FROSTBITE
Peripheral cold injuries include both freezing and nonfreezing injuries to tissue. Frostbite occurs when the tissue temperature drops below 0°C. Ice crystal formation subsequently distorts and destroys the cellular architecture. Once the vascular endothelium is damaged, stasis progresses rapidly to microvascular thrombosis. Tissue freezes quickly when in contact with thermal conductors such as metal or volatile solutions. Other predisposing factors include constrictive clothing or boots, immobility, or vasoconstrictive medications.
Clinically, it is most practical to classify frostbite as superficial or deep. Superficial does not entail tissue loss. Classically, frostbite is retrospectively graded like a burn once the resultant pathology is demarcated over time. First-degree frostbite causes only anesthesia and erythema. The appearance of superficial vesiculation surrounded by edema and erythema is considered second degree. Hemorrhagic vesicles reflect a serious injury to the microvasculature, and indicate third-degree frostbite. Fourth-degree injuries damage subcuticular, muscular, and osseous tissues.
PATHOPHYSIOLOGY
Peripheral cold injury involves a cascade of events. Endothelial cells are very susceptible to cold injury. In the prefreeze phase, plasma leaks and there is the development of microvascular vasoconstriction. The radiation of heat from underlying tissues initially prevents crystallization. The freeze phase usually begins with extracellular fluid crystallization. Water exits the cell and causes intracellular dehydration, hyperosmolality, and ultimately cellular shrinkage and demise. Damaged tissue releases thromboxane A2 and prostaglandin F2a, which produce platelet aggregation, leukocyte immobilization, and vasoconstriction.
After the tissue thaws, the second phase of the cascade causes progressive dermal ischemia. The microvasculature begins to collapse, arteriovenous shunting increases tissue pressures, and there is progressive formation of edema. Finally, thrombosis, ischemia, and superficial necrosis appear. The development of mummification and demarcation may take weeks to months.
CLINICAL PRESENTATION
The initial presentation of frostbite can be deceptively benign. The symptoms always include a sensory deficiency affecting light touch, pain, and temperature perception. The acral areas and distal extremities are the most common insensate areas. Some patients complain of a clumsy or "chunk of wood" sensation in the extremity.
Deep frostbitten tissue can appear waxy, mottled, yellow, or violaceous-white. Favorable presenting signs include some warmth or sensation with normal color. The injury is often superficial if the subcutaneous tissue is pliable or if the dermis can be rolled over boney prominences.
The two most common nonfreezing peripheral cold injuries are chilblain (pernio) and immersion (trench) foot. Chilblain results from neuronal and endothelial damage induced by repetitive exposure to dry cold. Young females, particularly those with a history of Raynaud's phenomenon, are most at risk. Persistent vasospasticity and vasculitis can cause erythema, mild edema, and pruritus. Eventually plaques, blue nodules, and ulcerations develop. These lesions typically involve the dorsa of the hands and feet. In contrast, immersion (trench) foot results from repetitive exposure to wet cold above the freezing point. The feet initially appear cyanotic, cold, and edematous. The subsequent development of bullae is often indistinguishable from frostbite. This vesiculation rapidly progresses to ulceration and liquefaction gangrene.
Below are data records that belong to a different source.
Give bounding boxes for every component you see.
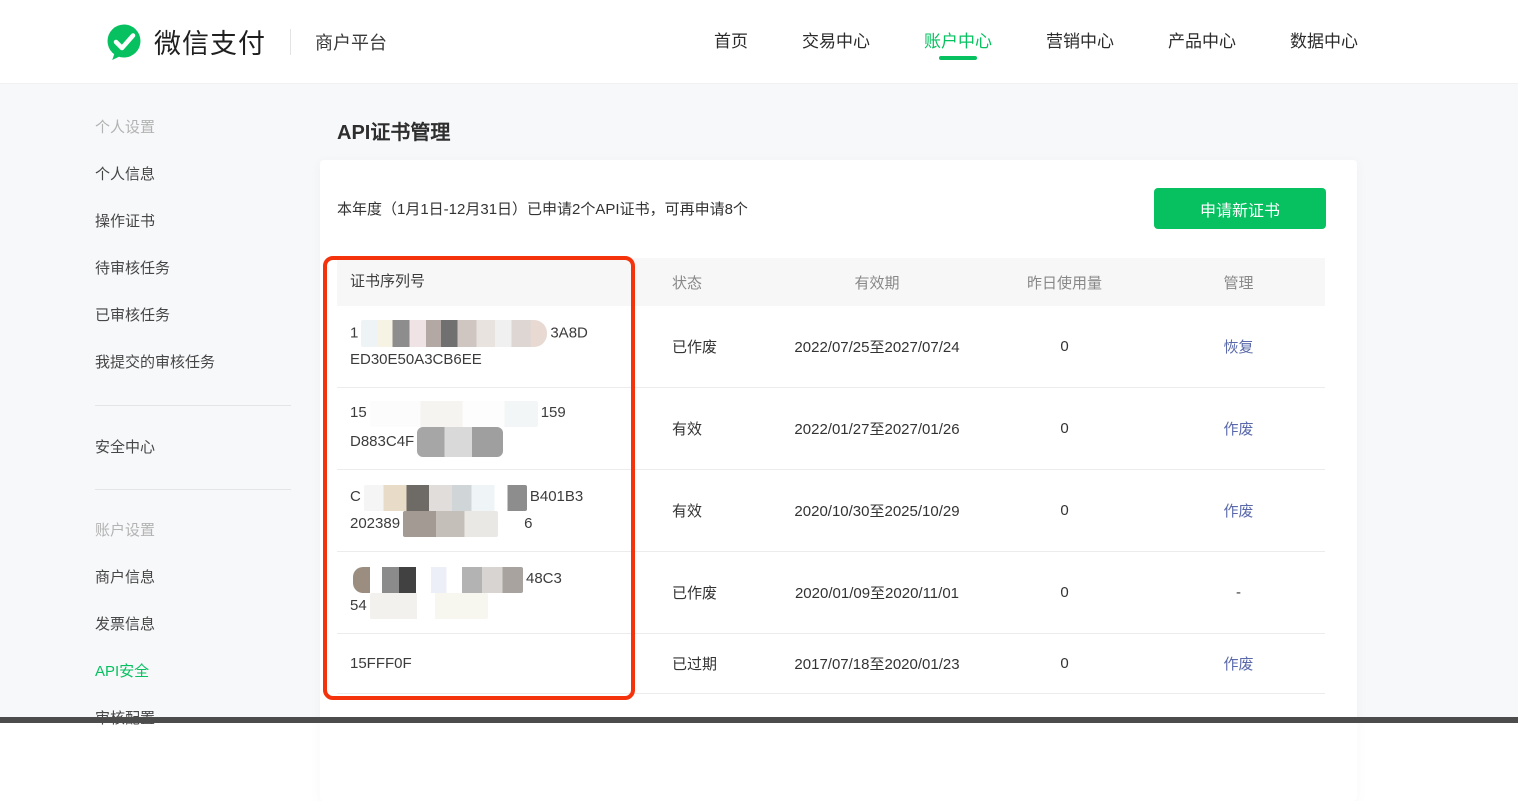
col-header-validity: 有效期: [854, 274, 900, 292]
top-header: 微信支付 商户平台 首页 交易中心 账户中心 营销中心 产品中心 数据中心: [0, 0, 1518, 84]
sidebar-divider: [95, 489, 291, 490]
certificate-serial: C B401B3 202389 6: [337, 484, 637, 537]
no-action-dash: -: [1236, 584, 1241, 601]
serial-text: 54: [350, 596, 367, 614]
brand-name: 微信支付: [154, 29, 266, 59]
usage-value: 0: [1060, 655, 1069, 672]
validity-text: 2022/07/25至2027/07/24: [794, 339, 960, 356]
quota-text: 本年度（1月1日-12月31日）已申请2个API证书，可再申请8个: [337, 201, 748, 218]
wechat-pay-logo-icon: [104, 22, 144, 62]
sidebar-item-my-submitted-tasks[interactable]: 我提交的审核任务: [95, 339, 295, 386]
sidebar-item-operation-certificate[interactable]: 操作证书: [95, 198, 295, 245]
serial-text: 159: [540, 404, 566, 422]
status-text: 有效: [672, 503, 703, 520]
col-header-manage: 管理: [1223, 274, 1254, 292]
api-certificate-card: 本年度（1月1日-12月31日）已申请2个API证书，可再申请8个 申请新证书 …: [320, 160, 1357, 801]
nav-item-data-center[interactable]: 数据中心: [1290, 0, 1358, 84]
sidebar-item-pending-review-tasks[interactable]: 待审核任务: [95, 245, 295, 292]
col-header-usage: 昨日使用量: [1026, 274, 1102, 292]
main-nav: 首页 交易中心 账户中心 营销中心 产品中心 数据中心: [714, 0, 1358, 84]
serial-text: 15: [350, 404, 367, 422]
sidebar: 个人设置 个人信息 操作证书 待审核任务 已审核任务 我提交的审核任务 安全中心…: [95, 104, 295, 742]
redaction-mosaic: [369, 400, 538, 427]
col-header-status: 状态: [672, 274, 703, 292]
sidebar-item-api-security[interactable]: API安全: [95, 648, 295, 695]
certificate-serial: 15 159 D883C4F: [337, 400, 637, 457]
status-text: 已过期: [672, 656, 718, 673]
brand: 微信支付 商户平台: [104, 22, 387, 62]
page-body: 个人设置 个人信息 操作证书 待审核任务 已审核任务 我提交的审核任务 安全中心…: [0, 84, 1518, 801]
nav-item-home[interactable]: 首页: [714, 0, 748, 84]
redaction-mosaic: [403, 510, 499, 537]
void-link[interactable]: 作废: [1223, 421, 1253, 438]
serial-text: 3A8D: [550, 324, 588, 342]
usage-value: 0: [1060, 584, 1069, 601]
serial-text: ED30E50A3CB6EE: [350, 351, 482, 368]
usage-value: 0: [1060, 502, 1069, 519]
sidebar-item-merchant-info[interactable]: 商户信息: [95, 554, 295, 601]
void-link[interactable]: 作废: [1223, 656, 1253, 673]
redaction-mosaic: [369, 592, 488, 619]
col-header-serial: 证书序列号: [350, 273, 426, 290]
apply-new-certificate-button[interactable]: 申请新证书: [1154, 188, 1326, 229]
nav-item-transaction-center[interactable]: 交易中心: [802, 0, 870, 84]
nav-item-product-center[interactable]: 产品中心: [1168, 0, 1236, 84]
redaction-mosaic: [361, 320, 548, 347]
sidebar-item-personal-info[interactable]: 个人信息: [95, 151, 295, 198]
validity-text: 2017/07/18至2020/01/23: [794, 656, 960, 673]
table-row: C B401B3 202389 6 有效 2020/10/30至2025/10/29…: [337, 470, 1325, 552]
brand-divider: [290, 28, 291, 55]
table-row: 15FFF0F 已过期 2017/07/18至2020/01/23 0 作废: [337, 634, 1325, 694]
status-text: 已作废: [672, 339, 718, 356]
nav-item-marketing-center[interactable]: 营销中心: [1046, 0, 1114, 84]
validity-text: 2020/10/30至2025/10/29: [794, 503, 960, 520]
nav-item-account-center[interactable]: 账户中心: [924, 0, 992, 84]
validity-text: 2020/01/09至2020/11/01: [794, 585, 960, 602]
usage-value: 0: [1060, 338, 1069, 355]
sidebar-divider: [95, 405, 291, 406]
restore-link[interactable]: 恢复: [1223, 339, 1253, 356]
redaction-mosaic: [363, 484, 527, 511]
status-text: 有效: [672, 421, 703, 438]
sidebar-item-security-center[interactable]: 安全中心: [95, 424, 295, 471]
status-text: 已作废: [672, 585, 718, 602]
sidebar-item-reviewed-tasks[interactable]: 已审核任务: [95, 292, 295, 339]
page-title: API证书管理: [337, 122, 451, 144]
validity-text: 2022/01/27至2027/01/26: [794, 421, 960, 438]
serial-text: 202389: [350, 514, 401, 532]
serial-text: D883C4F: [350, 432, 415, 450]
window-bottom-bar: [0, 717, 1518, 723]
certificate-serial: 48C3 54: [337, 566, 637, 619]
serial-text: 6: [524, 514, 533, 532]
redaction-mosaic: [417, 426, 504, 457]
portal-label: 商户平台: [315, 32, 387, 53]
serial-text: 48C3: [526, 570, 562, 588]
serial-text: B401B3: [529, 488, 584, 506]
sidebar-group-personal-settings: 个人设置: [95, 119, 156, 136]
serial-text: C: [350, 488, 361, 506]
table-row: 1 3A8D ED30E50A3CB6EE 已作废 2022/07/25至2027…: [337, 306, 1325, 388]
usage-value: 0: [1060, 420, 1069, 437]
sidebar-group-account-settings: 账户设置: [95, 522, 156, 539]
void-link[interactable]: 作废: [1223, 503, 1253, 520]
table-row: 48C3 54 已作废 2020/01/09至2020/11/01 0 -: [337, 552, 1325, 634]
serial-text: 15FFF0F: [350, 654, 412, 672]
certificates-table: 证书序列号 状态 有效期 昨日使用量 管理 1 3A8D ED30E50A3CB6…: [337, 258, 1325, 694]
certificate-serial: 1 3A8D ED30E50A3CB6EE: [337, 320, 637, 373]
table-header-row: 证书序列号 状态 有效期 昨日使用量 管理: [337, 258, 1325, 306]
card-header: 本年度（1月1日-12月31日）已申请2个API证书，可再申请8个 申请新证书: [337, 188, 1326, 229]
serial-text: 1: [350, 324, 359, 342]
table-row: 15 159 D883C4F 有效 2022/01/27至2027/01/26 0…: [337, 388, 1325, 470]
sidebar-item-invoice-info[interactable]: 发票信息: [95, 601, 295, 648]
certificate-serial: 15FFF0F: [337, 651, 637, 677]
redaction-mosaic: [353, 566, 523, 593]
Patients with milder cases complain of hyperhidrosis, cold sensitivity, and painful ambulation for many years.
Various ancillary tests have been used in an attempt to diagnose the severity of peripheral cold injuries. None consistently predicts the extent of injury at presentation. For example, angiography and magnetic resonance imaging can demonstrate the patency of large vessels but not the microvasculature. Ultrasonography and digital plethysmography are also insensitive. Thermography and technetium scintigraphy help evaluate perfusion several days after rewarming.
TREATMENT
Frozen tissue should be rapidly and completely thawed by immersion in circulating water at 37° to 40°C. Rapid rewarming often produces an initial hyperemia. The early formation of clear distal large blebs is more favorable than smaller proximal dark hemorrhagic blebs. A common error is the premature termination of thawing, since the reestablishment of perfusion is intensely painful. Parenteral narcotics will be necessary with deep frostbite. If cyanosis persists after rewarming, the tissue compartment pressures should be monitored carefully.
Numerous experimental antithrombotic and vasodilatory treatment regimens have been evaluated. There is no conclusive evidence that dextran, heparin, steroids, calcium channel blockers, or hyperbaric oxygen salvage tissue. A treatment protocol for frostbite is summarized in Table 20-3.
Unless infection develops, any decision regarding debridement or amputation should be deferred until there is clear evidence of demarcation, mummification, and sloughing. The most common symptomatic sequelae reflect neuronal injury and the persistently abnormal sympathetic tone, including paresthesias, thermal misperception, and hyperhidrosis. Delayed findings include nail deformities, cutaneous carcinomas, and epiphyseal damage in children.